Por el resto de sus días Ramón Mercader recordaría que, apenas unos segundos antes de pronunciar las palabras destinadas a cambiarle la existencia, había descubierto la malsana densidad que acompaña al silencio en medio de la guerra. El estrépito de las bombas, los disparos y los motores, las órdenes gritadas y los alaridos de dolor entre los que había vivido durante semanas, se habían acumulado en su conciencia como los sonidos de la vida, y la súbita caída a plomo de aquel mutismo espeso, capaz de provocarle un desamparo demasiado parecido al miedo, se convirtió en una presencia inquietante, cuando comprendió que tras aquel silencio precario podía agazaparse la explosión de la muerte.

En los años de encierro, dudas y marginación a que lo conducirían aquellas cuatro palabras, muchas veces Ramón se empeñaría en el desafío de imaginar qué habría ocurrido con su vida si hubiera dicho que no.
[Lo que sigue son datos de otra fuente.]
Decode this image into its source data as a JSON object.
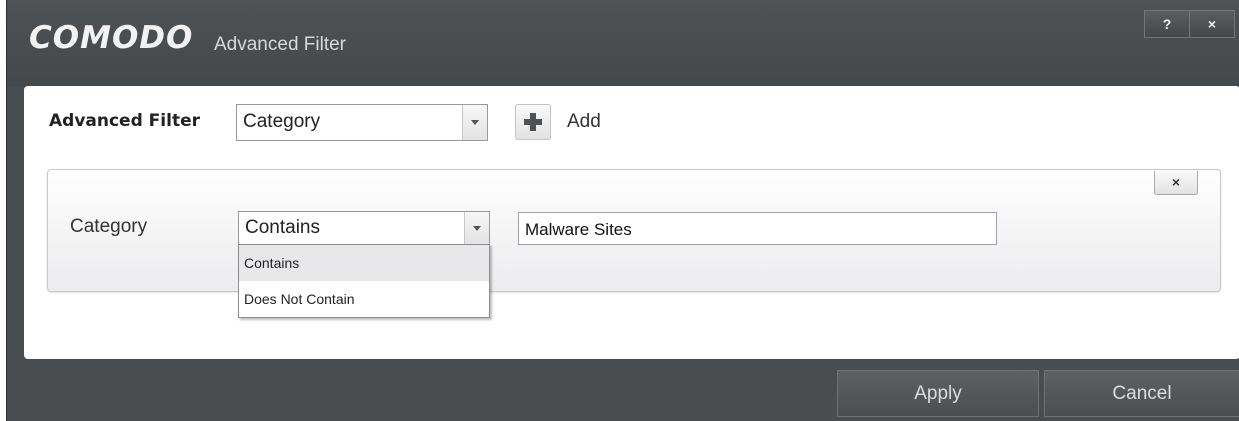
{
  "window": {
    "brand": "COMODO",
    "title": "Advanced Filter",
    "help_label": "?",
    "close_label": "×"
  },
  "filter_bar": {
    "label": "Advanced Filter",
    "selected": "Category",
    "add_label": "Add"
  },
  "condition": {
    "remove_label": "×",
    "field_label": "Category",
    "operator": {
      "selected": "Contains",
      "options": [
        "Contains",
        "Does Not Contain"
      ]
    },
    "value": "Malware Sites"
  },
  "footer": {
    "apply_label": "Apply",
    "cancel_label": "Cancel"
  }
}
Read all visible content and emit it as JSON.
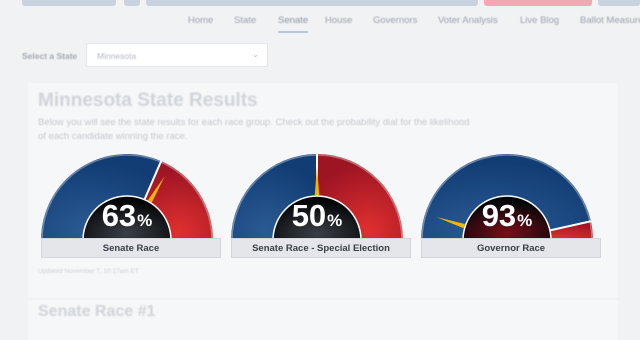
{
  "nav": {
    "items": [
      "Home",
      "State",
      "Senate",
      "House",
      "Governors",
      "Voter Analysis",
      "Live Blog",
      "Ballot Measures"
    ],
    "active": "Senate"
  },
  "state_select": {
    "label": "Select a State",
    "value": "Minnesota"
  },
  "results": {
    "title": "Minnesota State Results",
    "description": "Below you will see the state results for each race group. Check out the probability dial for the likelihood of each candidate winning the race.",
    "updated": "Updated November 7, 10:17am ET"
  },
  "gauges": [
    {
      "label": "Senate Race",
      "percent": "63",
      "percent_sign": "%",
      "value": 63,
      "winner": "dem",
      "needle": 0.67
    },
    {
      "label": "Senate Race - Special Election",
      "percent": "50",
      "percent_sign": "%",
      "value": 50,
      "winner": "even",
      "needle": 0.5
    },
    {
      "label": "Governor Race",
      "percent": "93",
      "percent_sign": "%",
      "value": 93,
      "winner": "dem",
      "needle": 0.1
    }
  ],
  "next_section": {
    "title": "Senate Race #1"
  },
  "colors": {
    "dem": "#123d74",
    "rep": "#c41f2e",
    "dem_glow": "#2b5a94",
    "rep_glow": "#e0302f",
    "needle": "#f2b705",
    "label_bg": "#e4e6e9",
    "page_bg": "#f1f2f4",
    "nav_active_underline": "#b9c8d8"
  }
}
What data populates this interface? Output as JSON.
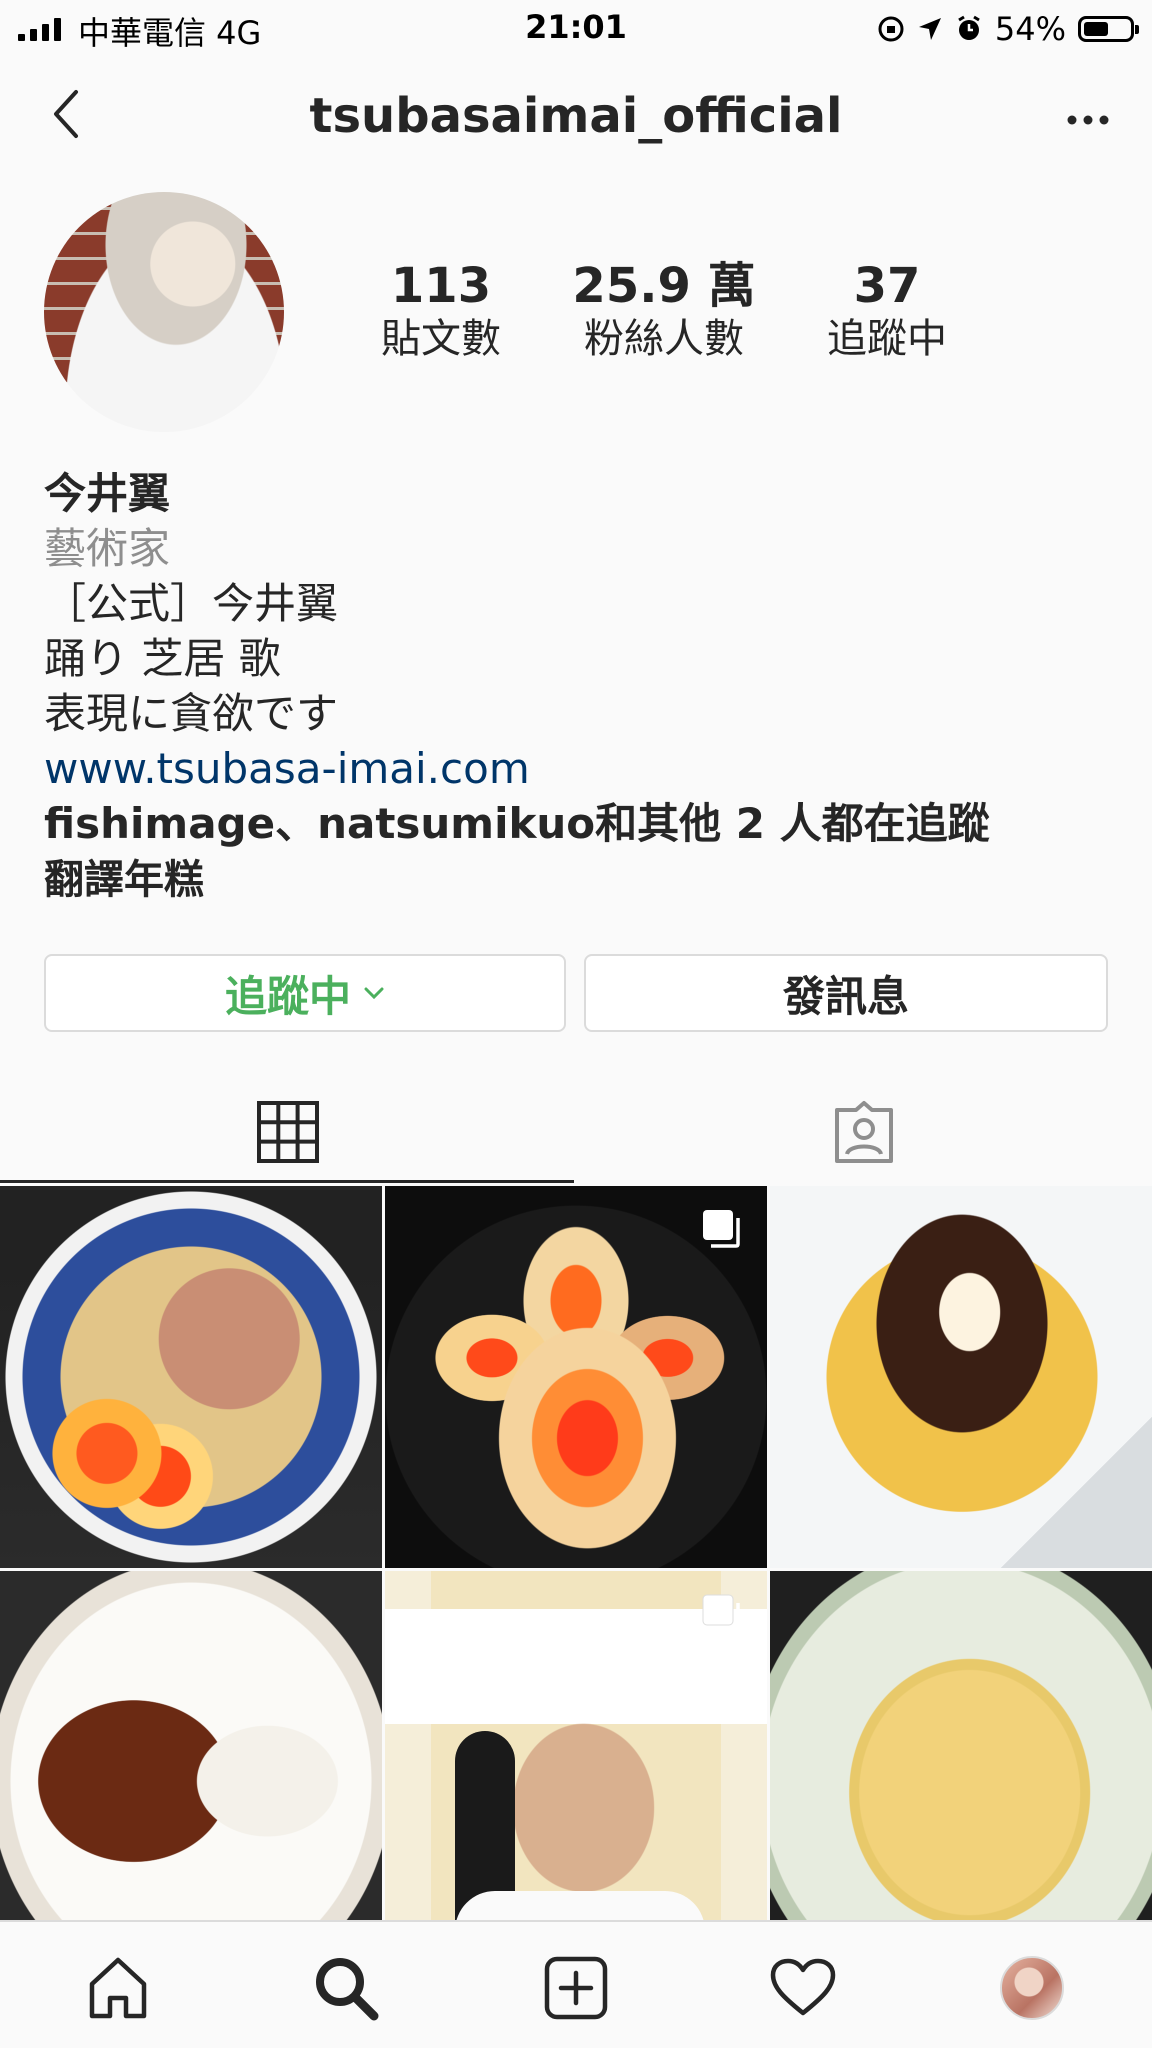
{
  "status_bar": {
    "carrier": "中華電信  4G",
    "time": "21:01",
    "battery": "54%",
    "battery_level": 0.54
  },
  "header": {
    "username": "tsubasaimai_official",
    "back_icon": "chevron-left-icon",
    "more_icon": "more-horizontal-icon"
  },
  "stats": [
    {
      "value": "113",
      "label": "貼文數"
    },
    {
      "value": "25.9 萬",
      "label": "粉絲人數"
    },
    {
      "value": "37",
      "label": "追蹤中"
    }
  ],
  "bio": {
    "name": "今井翼",
    "category": "藝術家",
    "lines": [
      "［公式］今井翼",
      "踊り 芝居 歌",
      "表現に貪欲です"
    ],
    "website": "www.tsubasa-imai.com",
    "followed_by": "fishimage、natsumikuo和其他 2 人都在追蹤",
    "translate": "翻譯年糕"
  },
  "buttons": {
    "following": "追蹤中",
    "message": "發訊息"
  },
  "tabs": {
    "grid_icon": "grid-icon",
    "tagged_icon": "tagged-icon"
  },
  "posts": [
    {
      "subject": "ramen bowl",
      "multi": false
    },
    {
      "subject": "marinated eggs",
      "multi": true
    },
    {
      "subject": "spaghetti with meat sauce",
      "multi": false
    },
    {
      "subject": "curry rice",
      "multi": false
    },
    {
      "subject": "chef portrait",
      "multi": true
    },
    {
      "subject": "fried rice",
      "multi": false
    }
  ],
  "colors": {
    "following_green": "#4bb05d",
    "link_blue": "#003569",
    "secondary_gray": "#8e8e8e"
  },
  "bottom_nav": [
    "home-icon",
    "search-icon",
    "new-post-icon",
    "activity-heart-icon",
    "profile-avatar"
  ]
}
Insistiría en recrear una existencia paralela, un tránsito esencialmente novelesco en el que nunca había dejado de llamarse Ramón, de ser Ramón, de actuar como Ramón, tal vez lejos de su tierra y sus recuerdos, como tantos hombres de su generación, pero siendo siempre Ramón Mercader del Río, en cuerpo y, sobre todo, en alma.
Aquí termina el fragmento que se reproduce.